Large Language Models (LLMs) show promise for vulnerability detection, but their evaluation is limited by the lack of high-quality benchmarks. Existing datasets rely on coarse function-level labels, overlook fine-grained vulnerability patterns, and lack critical pro- gram context, such as data/control dependencies. They also suffer from data quality issues, including mislabeling and duplication, leading to unreliable evaluation and limited real-world relevance. To address these limitations, this paper introduces SecVulEval, a comprehensive benchmark designed to support fine-grained evaluation of LLMs and other detection methods with rich contextual information. SecVulEval focuses on real-world C/C++ vulnerabilities at the statement level. This granularity enables more precise evaluation of a model’s ability to localize and understand vulnerabilities, beyond simple binary classification at the function level.

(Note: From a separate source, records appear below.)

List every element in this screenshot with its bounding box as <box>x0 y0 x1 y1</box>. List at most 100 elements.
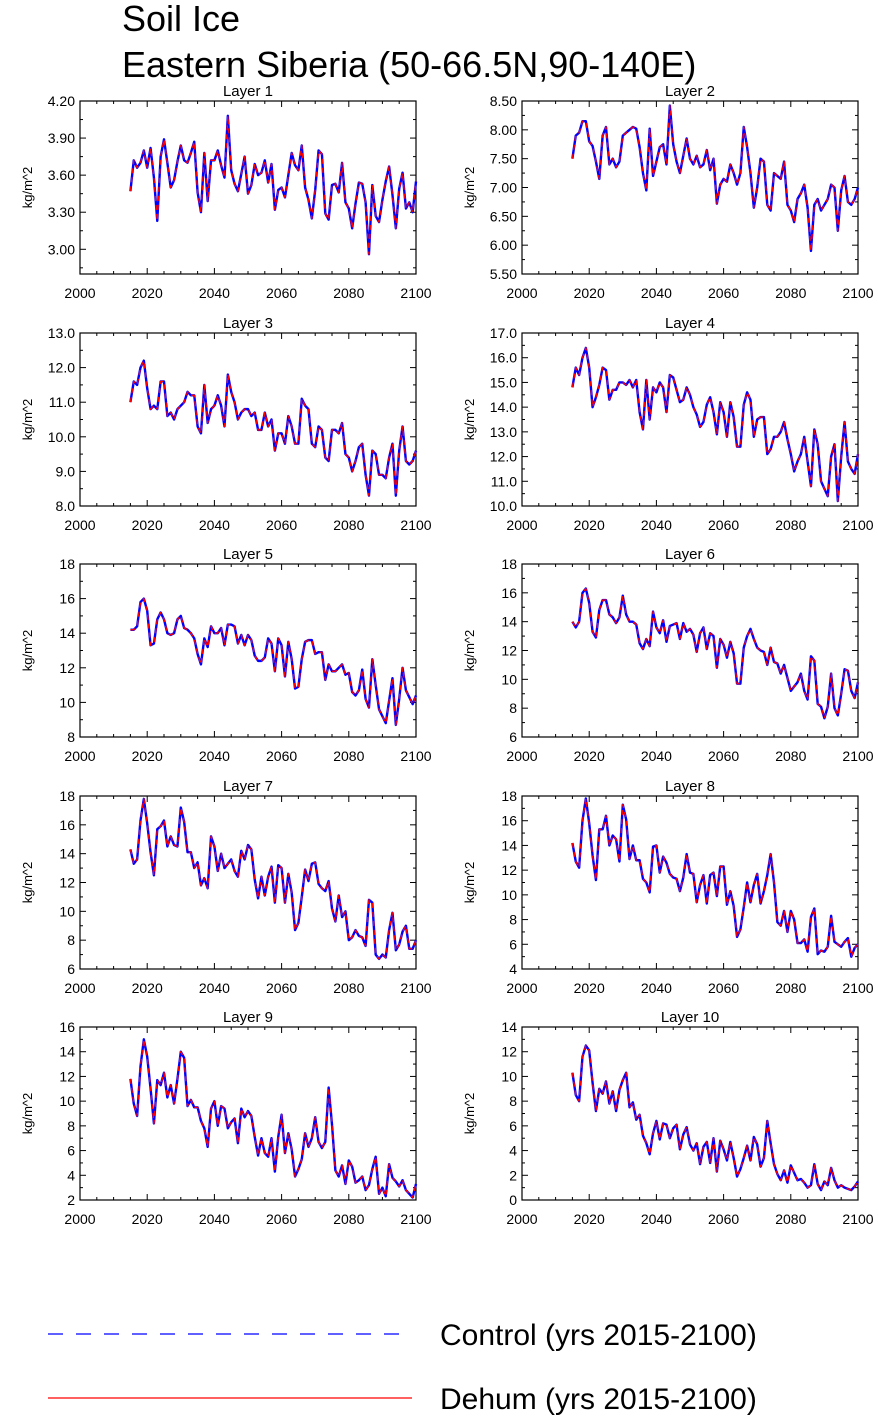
panel-3-xtick-label: 2020 <box>132 517 163 533</box>
panel-1-ytick-label: 3.60 <box>48 167 75 183</box>
panel-10-ytick-label: 6 <box>509 1118 517 1134</box>
panel-7-ytick-label: 12 <box>59 875 75 891</box>
panel-5-xtick-label: 2000 <box>64 748 95 764</box>
panel-7-title: Layer 7 <box>223 778 273 795</box>
panel-2-ytick-label: 7.50 <box>490 151 517 167</box>
panel-6-ylabel: kg/m^2 <box>462 630 477 672</box>
panel-10-xtick-label: 2000 <box>506 1211 537 1227</box>
panel-9-ylabel: kg/m^2 <box>20 1093 35 1135</box>
panel-8: Layer 8 2000 2020 2040 2060 2080 2100 4 6 8 10 12 14… <box>462 778 874 996</box>
panel-3-title: Layer 3 <box>223 315 273 332</box>
panel-7-ytick-label: 6 <box>67 961 75 977</box>
panel-5: Layer 5 2000 2020 2040 2060 2080 2100 8 10 12 14 16… <box>20 546 432 764</box>
panel-9-xtick-label: 2060 <box>266 1211 297 1227</box>
panel-2-ytick-label: 8.50 <box>490 93 517 109</box>
panel-9-xtick-label: 2020 <box>132 1211 163 1227</box>
panel-10-xtick-label: 2060 <box>708 1211 739 1227</box>
panel-9-xtick-label: 2000 <box>64 1211 95 1227</box>
panel-9-ytick-label: 10 <box>59 1093 75 1109</box>
panel-7-ylabel: kg/m^2 <box>20 862 35 904</box>
panel-1-ytick-label: 4.20 <box>48 93 75 109</box>
panel-7-ytick-label: 16 <box>59 817 75 833</box>
panel-6-ytick-label: 16 <box>501 585 517 601</box>
panel-3-ytick-label: 12.0 <box>48 360 75 376</box>
panel-4: Layer 4 2000 2020 2040 2060 2080 2100 10.0 11.0 1… <box>462 315 874 533</box>
panel-10-ytick-label: 12 <box>501 1044 517 1060</box>
panel-5-ytick-label: 16 <box>59 591 75 607</box>
panel-6-frame <box>521 563 859 738</box>
panel-4-xtick-label: 2100 <box>842 517 873 533</box>
panel-1-xtick-label: 2040 <box>199 285 230 301</box>
panel-7-xtick-label: 2060 <box>266 980 297 996</box>
panel-6-xtick-label: 2100 <box>842 748 873 764</box>
panel-9-title: Layer 9 <box>223 1009 273 1026</box>
panel-10-ytick-label: 4 <box>509 1143 517 1159</box>
panel-1-series-dehum <box>129 115 417 255</box>
panel-1-xtick-label: 2060 <box>266 285 297 301</box>
panel-5-xtick-label: 2060 <box>266 748 297 764</box>
panel-4-ytick-label: 11.0 <box>491 473 517 489</box>
panel-6-xtick-label: 2020 <box>574 748 605 764</box>
panel-3-ylabel: kg/m^2 <box>20 399 35 441</box>
panel-8-series-control <box>571 797 859 958</box>
panel-7-xtick-label: 2100 <box>400 980 431 996</box>
panel-4-ytick-label: 15.0 <box>490 374 517 390</box>
panel-1-ytick-label: 3.30 <box>48 204 75 220</box>
panel-5-xtick-label: 2100 <box>400 748 431 764</box>
panel-6-ytick-label: 6 <box>509 729 517 745</box>
panel-9-series-dehum <box>129 1038 417 1199</box>
panel-10-ytick-label: 10 <box>501 1068 517 1084</box>
panel-9-ytick-label: 14 <box>59 1044 75 1060</box>
legend: Control (yrs 2015-2100) Dehum (yrs 2015-… <box>48 1319 757 1416</box>
panel-4-ytick-label: 12.0 <box>490 449 517 465</box>
panel-8-ytick-label: 16 <box>501 813 517 829</box>
panel-8-ytick-label: 14 <box>501 837 517 853</box>
panel-3-xtick-label: 2040 <box>199 517 230 533</box>
panel-10-xtick-label: 2100 <box>842 1211 873 1227</box>
panel-2-ytick-label: 5.50 <box>490 266 517 282</box>
panel-10-ytick-label: 2 <box>509 1167 517 1183</box>
panel-2-ytick-label: 6.50 <box>490 208 517 224</box>
panel-2-xtick-label: 2040 <box>641 285 672 301</box>
panel-7-ytick-label: 18 <box>59 788 75 804</box>
panel-9-xtick-label: 2100 <box>400 1211 431 1227</box>
panel-1-xtick-label: 2000 <box>64 285 95 301</box>
panel-5-title: Layer 5 <box>223 546 273 563</box>
panel-9: Layer 9 2000 2020 2040 2060 2080 2100 2 4 6 8 10 12 1… <box>20 1009 432 1227</box>
panel-1-xtick-label: 2080 <box>333 285 364 301</box>
panel-10-series-dehum <box>571 1044 859 1191</box>
panel-9-xtick-label: 2080 <box>333 1211 364 1227</box>
panel-8-ytick-label: 6 <box>509 936 517 952</box>
panel-5-ylabel: kg/m^2 <box>20 630 35 672</box>
panel-8-ytick-label: 4 <box>509 961 517 977</box>
panel-7-series-dehum <box>129 798 417 960</box>
panel-7-xtick-label: 2080 <box>333 980 364 996</box>
panel-2-series-dehum <box>571 104 859 252</box>
figure-title-line-2: Eastern Siberia (50-66.5N,90-140E) <box>122 44 696 85</box>
panel-7-ytick-label: 10 <box>59 903 75 919</box>
panel-3-xtick-label: 2000 <box>64 517 95 533</box>
panel-6-xtick-label: 2000 <box>506 748 537 764</box>
panel-8-xtick-label: 2020 <box>574 980 605 996</box>
panel-9-ytick-label: 12 <box>59 1068 75 1084</box>
figure-title-line-1: Soil Ice <box>122 0 240 39</box>
panel-5-xtick-label: 2020 <box>132 748 163 764</box>
panel-8-xtick-label: 2060 <box>708 980 739 996</box>
panel-2-xtick-label: 2100 <box>842 285 873 301</box>
panel-10-ylabel: kg/m^2 <box>462 1093 477 1135</box>
panel-8-ytick-label: 10 <box>501 887 517 903</box>
panel-6-xtick-label: 2040 <box>641 748 672 764</box>
panel-7-ytick-label: 8 <box>67 932 75 948</box>
panel-4-xtick-label: 2060 <box>708 517 739 533</box>
panel-8-ytick-label: 8 <box>509 912 517 928</box>
panel-5-xtick-label: 2080 <box>333 748 364 764</box>
panel-2-ytick-label: 8.00 <box>490 122 517 138</box>
panel-4-xtick-label: 2080 <box>775 517 806 533</box>
panel-4-xtick-label: 2040 <box>641 517 672 533</box>
panel-4-ylabel: kg/m^2 <box>462 399 477 441</box>
panel-9-ytick-label: 6 <box>67 1143 75 1159</box>
panel-4-series-control <box>571 346 860 503</box>
panel-3-xtick-label: 2080 <box>333 517 364 533</box>
panel-9-ytick-label: 2 <box>67 1192 75 1208</box>
panel-4-ytick-label: 13.0 <box>490 424 517 440</box>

By incorporating rich contextual information, SecVulEval sets a new standard for benchmarking vulnerability detection in realistic software development scenarios. This benchmark includes 25,440 function samples covering 5,867 unique CVEs in C/C++ projects from 1999 to 2024. We evaluated state-of-the-art LLMs in both standalone and multi-agent settings. Results on our dataset indicate that current models remain far from accurately identifying vulnerable statements within a given function, although agent-based approaches provide modest but promising improvements. The best-performing Claude-3.7-Sonnet-driven agent achieves an F1-score of 23.83% for vulnerable statement detection. We believe this benchmark can serve as a foundation for advancing context-aware and fine-grained vulnerability detection with LLMs.